Frequently when distant dreaded danger is more nearly approached, our fears vanish, and it often happens that a supposed coming evil turns out to be a benefit. At all times, however, the mind is soon familiarised to those dangers that partake of the inevitable. The very worst had now passed away from me—the first night's sleep alone in the forest. I was safe, unhurt, refreshed, and even cheerful: perhaps because I was still full of the hope of being sought for and found by my father and friends.

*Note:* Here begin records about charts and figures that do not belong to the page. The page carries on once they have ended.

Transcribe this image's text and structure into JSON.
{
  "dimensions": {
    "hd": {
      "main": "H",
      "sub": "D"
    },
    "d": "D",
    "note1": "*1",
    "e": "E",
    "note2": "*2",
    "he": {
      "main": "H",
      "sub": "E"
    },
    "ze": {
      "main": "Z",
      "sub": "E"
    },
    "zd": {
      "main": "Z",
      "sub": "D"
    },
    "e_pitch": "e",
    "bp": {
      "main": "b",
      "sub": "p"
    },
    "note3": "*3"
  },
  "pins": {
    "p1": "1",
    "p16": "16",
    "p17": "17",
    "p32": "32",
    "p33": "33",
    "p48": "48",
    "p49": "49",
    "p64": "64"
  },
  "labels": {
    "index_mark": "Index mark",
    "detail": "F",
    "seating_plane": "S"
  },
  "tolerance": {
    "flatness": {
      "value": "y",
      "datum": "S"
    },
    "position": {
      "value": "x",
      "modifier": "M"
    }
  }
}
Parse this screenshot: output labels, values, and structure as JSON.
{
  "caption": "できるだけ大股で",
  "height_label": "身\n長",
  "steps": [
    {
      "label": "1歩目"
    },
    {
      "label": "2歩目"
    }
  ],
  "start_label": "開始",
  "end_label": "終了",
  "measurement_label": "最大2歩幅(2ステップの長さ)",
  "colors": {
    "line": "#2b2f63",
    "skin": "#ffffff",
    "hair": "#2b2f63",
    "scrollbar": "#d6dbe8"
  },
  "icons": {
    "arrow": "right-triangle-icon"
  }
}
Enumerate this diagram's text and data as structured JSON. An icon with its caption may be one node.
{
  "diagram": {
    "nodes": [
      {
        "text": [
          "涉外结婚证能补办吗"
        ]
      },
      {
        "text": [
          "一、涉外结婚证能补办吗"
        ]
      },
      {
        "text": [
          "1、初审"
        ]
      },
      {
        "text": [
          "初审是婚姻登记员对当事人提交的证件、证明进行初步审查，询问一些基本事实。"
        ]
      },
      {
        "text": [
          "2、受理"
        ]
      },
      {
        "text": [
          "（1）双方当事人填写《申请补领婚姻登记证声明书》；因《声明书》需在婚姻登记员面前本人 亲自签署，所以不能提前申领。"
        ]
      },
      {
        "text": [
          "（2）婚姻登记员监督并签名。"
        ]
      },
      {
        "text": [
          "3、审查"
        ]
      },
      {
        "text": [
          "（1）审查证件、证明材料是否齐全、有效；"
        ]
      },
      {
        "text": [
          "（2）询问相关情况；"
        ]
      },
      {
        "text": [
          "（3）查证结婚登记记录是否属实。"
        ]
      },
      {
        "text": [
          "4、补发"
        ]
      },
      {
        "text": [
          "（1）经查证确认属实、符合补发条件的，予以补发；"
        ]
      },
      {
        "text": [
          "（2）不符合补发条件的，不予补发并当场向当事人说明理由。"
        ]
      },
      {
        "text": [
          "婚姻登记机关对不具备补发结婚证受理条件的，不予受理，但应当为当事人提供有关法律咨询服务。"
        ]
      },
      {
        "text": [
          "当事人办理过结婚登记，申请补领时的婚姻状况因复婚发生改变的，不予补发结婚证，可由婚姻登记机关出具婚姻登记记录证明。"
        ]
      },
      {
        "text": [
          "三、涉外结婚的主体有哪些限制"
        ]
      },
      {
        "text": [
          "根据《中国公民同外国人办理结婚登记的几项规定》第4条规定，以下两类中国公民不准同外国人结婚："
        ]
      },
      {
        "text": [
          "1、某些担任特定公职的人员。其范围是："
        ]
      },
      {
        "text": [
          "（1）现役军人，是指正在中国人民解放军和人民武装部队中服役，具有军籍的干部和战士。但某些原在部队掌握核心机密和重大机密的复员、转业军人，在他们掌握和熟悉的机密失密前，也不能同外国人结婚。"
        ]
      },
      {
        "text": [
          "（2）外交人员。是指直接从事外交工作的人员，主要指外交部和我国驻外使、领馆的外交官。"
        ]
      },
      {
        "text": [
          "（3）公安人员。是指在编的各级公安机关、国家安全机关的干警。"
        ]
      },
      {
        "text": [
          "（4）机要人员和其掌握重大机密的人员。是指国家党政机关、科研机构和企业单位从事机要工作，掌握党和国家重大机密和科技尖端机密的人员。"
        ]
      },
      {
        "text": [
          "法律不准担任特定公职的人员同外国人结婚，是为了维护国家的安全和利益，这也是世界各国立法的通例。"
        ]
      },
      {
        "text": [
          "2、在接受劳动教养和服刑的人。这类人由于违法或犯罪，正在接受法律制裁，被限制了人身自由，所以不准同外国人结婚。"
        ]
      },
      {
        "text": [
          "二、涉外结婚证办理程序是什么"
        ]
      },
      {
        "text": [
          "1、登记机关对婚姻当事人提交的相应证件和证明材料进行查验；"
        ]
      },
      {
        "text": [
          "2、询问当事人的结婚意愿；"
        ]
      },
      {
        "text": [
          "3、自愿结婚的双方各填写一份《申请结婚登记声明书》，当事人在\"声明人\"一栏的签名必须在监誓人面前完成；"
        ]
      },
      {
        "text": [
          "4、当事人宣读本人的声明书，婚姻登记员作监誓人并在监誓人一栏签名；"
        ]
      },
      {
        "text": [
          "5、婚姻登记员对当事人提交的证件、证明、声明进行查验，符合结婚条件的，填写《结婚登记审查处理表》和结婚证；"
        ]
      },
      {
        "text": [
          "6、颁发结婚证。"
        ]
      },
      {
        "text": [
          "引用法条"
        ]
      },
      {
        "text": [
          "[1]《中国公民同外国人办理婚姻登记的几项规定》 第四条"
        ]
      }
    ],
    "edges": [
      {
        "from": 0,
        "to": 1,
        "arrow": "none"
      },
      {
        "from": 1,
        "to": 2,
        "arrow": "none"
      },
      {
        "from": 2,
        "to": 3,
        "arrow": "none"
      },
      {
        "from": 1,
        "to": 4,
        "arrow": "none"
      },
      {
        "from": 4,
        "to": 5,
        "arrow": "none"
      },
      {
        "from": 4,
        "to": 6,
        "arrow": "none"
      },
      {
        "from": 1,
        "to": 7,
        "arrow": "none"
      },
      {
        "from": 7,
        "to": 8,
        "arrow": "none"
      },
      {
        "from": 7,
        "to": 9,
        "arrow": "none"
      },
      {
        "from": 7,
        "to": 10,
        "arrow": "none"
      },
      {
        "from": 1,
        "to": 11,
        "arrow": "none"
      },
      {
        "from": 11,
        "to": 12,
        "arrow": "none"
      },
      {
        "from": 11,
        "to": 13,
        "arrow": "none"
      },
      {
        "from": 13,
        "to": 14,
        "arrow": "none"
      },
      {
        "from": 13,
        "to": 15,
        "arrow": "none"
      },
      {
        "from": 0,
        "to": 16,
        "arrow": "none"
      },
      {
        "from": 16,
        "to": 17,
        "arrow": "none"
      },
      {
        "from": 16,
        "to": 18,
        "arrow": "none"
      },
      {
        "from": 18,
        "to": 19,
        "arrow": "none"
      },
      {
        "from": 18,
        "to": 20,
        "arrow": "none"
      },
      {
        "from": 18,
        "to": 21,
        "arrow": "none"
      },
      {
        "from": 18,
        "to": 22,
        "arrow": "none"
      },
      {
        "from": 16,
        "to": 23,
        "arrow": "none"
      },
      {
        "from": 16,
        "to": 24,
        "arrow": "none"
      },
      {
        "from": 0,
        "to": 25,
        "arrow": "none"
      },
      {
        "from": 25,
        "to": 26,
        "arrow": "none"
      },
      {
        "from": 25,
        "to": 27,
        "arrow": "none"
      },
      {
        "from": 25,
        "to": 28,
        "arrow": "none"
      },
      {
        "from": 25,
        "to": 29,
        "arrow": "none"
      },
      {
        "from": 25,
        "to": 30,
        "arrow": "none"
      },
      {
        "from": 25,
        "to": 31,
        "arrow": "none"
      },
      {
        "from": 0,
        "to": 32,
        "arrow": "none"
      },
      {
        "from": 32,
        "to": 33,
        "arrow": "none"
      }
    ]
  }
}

It was the will of Divine Providence that I should for several weeks cherish this hope; nor did I abandon the flattering solace till I had become fully initiated into the ways of providing for myself. Indeed, I may affirm that hope never left me—hope, if not of meeting directly with my friends, of emancipating myself from the intricacies of the forest. Hope, Memory, and Imagination, three lovely sisters, were my companions, and even in the wilds of a forest,
"Hope enchanted, smiled, and waved her golden hair."
Memory, a visionary slumber, with half-closed eyes, was frequently dispelled by the hard necessity there was to be up and stirring for immediate self-preservation. Imagination came with lamp-like eyes, a bright and bold beauty, seating me at one bound or flight in the midst of my family, enjoying all the comforts of civilized life, throwing me into the arms of my mother, indulging in her warm embrace. Remorse would then supervene—remorse for the pain and anguish I had occasioned my fond and worthy parents, and for the misery my waywardness had brought upon myself.